US stocks, equity, S&P 500, time the market, returns, volatilityAt least 45 companies in the S&P 500 have surged by more than 200%, including Tesla Inc., up almost 700%.

Bloomberg: About $22 trillion of wealth was created in U.S. stocks, roughly the country’s total annual output. An exchange-traded fund tracking the airline industry has more than doubled. At least 45 companies in the S&P 500 have surged by more than 200%, including Tesla Inc., up almost 700%.

A lot of things have gone right for stock bulls in the 12 months since equities bottomed after the Covid-19 crash. And there’s a chance you would’ve missed it all if you somehow managed to sell with perfect foresight at the top.

It’s an old observation — don’t try to time the market — with particular resonance today, amid a rally that has pushed the S&P 500 more than 16% above its previous peak. That’s the biggest increase of its kind ever recorded in the U.S. stock market at the first anniversary of a bull market.

In other words, missing last year’s meltdown would’ve kept bulls from losing almost a third of their investment, but potentially at the cost of missing a particularly epic rebound.

“It’s just a great reflection of how futile trying to time the market really is,” said Elliott Savage, portfolio manager at YCG Investments. “You’ve had just such enormous stimulus and then this new cohort of retail investors come in and it’s led to very surprising results that I don’t think anyone, if they’re honest with themselves, would’ve predicted.”

The lesson may be of interest today, a reminder of the hazard of trying to call the market top, after the S&P 500 surged 76% from its 2020 trough. With stocks falling victim of bond market turmoil and President Joe Biden mulling tax hikes for corporate America, the case for caution is building.

Aging Bull

In Bank of America’s latest monthly survey of money managers, 55% of the respondents viewed the bull market being in the late stage, up from 53% in February.

But the cost of acting on bearish hunches is often high.

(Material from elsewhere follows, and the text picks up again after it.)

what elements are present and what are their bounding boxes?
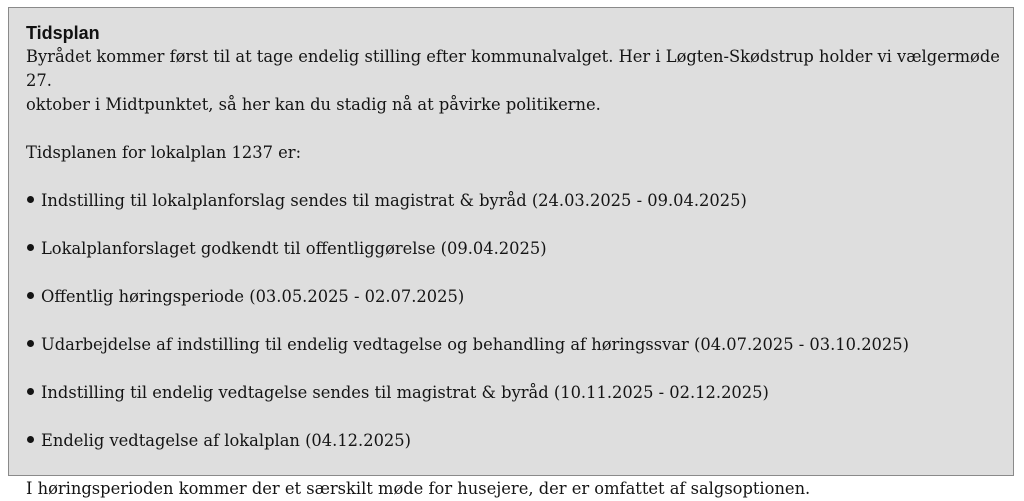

If you somehow happened to miss the five biggest up days in the S&P 500 over the past year, for example, your return since February 2020 turns negative.

“It’s easy to get out of the market. It’s difficult to come back,” said Quincy Krosby, chief market Strategist at Prudential Financial. “We live in a much faster market. You don’t have the ability to sit and wait and watch.”

Compounding the challenge is a market whose volatility has stayed elevated, making each decision more dramatic. Scoring 103 sessions when the S&P 500 rose or fell at least 1%, the first year of this bull market has been wilder than all but two of the previous 13 cycles.

To be sure, thanks to the relentless rally, bears have been driven nearly into extinction. Warnings of a broad market crash that once dominated daily headlines have largely gone mute. Still, alarms are being sounded about certain areas, technology shares in particular.

Earlier this month, DoubleLine Capital LP founder Jeffrey Gundlach said the Nasdaq 100 may face a collapse similar to what it suffered during the dot-com era. At Wolfe Research, strategists led by Chris Senyek are closely monitoring bubbles in 10 areas, including the Nasdaq and special purchase acquisition companies.

With the economic outlook brightening amid vaccines, the rotation away from shares that benefited from the pandemic lockdowns to ones that should thrive as the economy bounces back has led to the biggest crash in the momentum trade in more than a decade.

“We went from a Covid crisis mindset to a reopening mindset,” said Scott Knapp, chief market strategist of CUNA Mutual Group. “It was almost like a switch got flipped,” he added. “Just deciding when to get in and when to get out is borderline a fool’s errand.”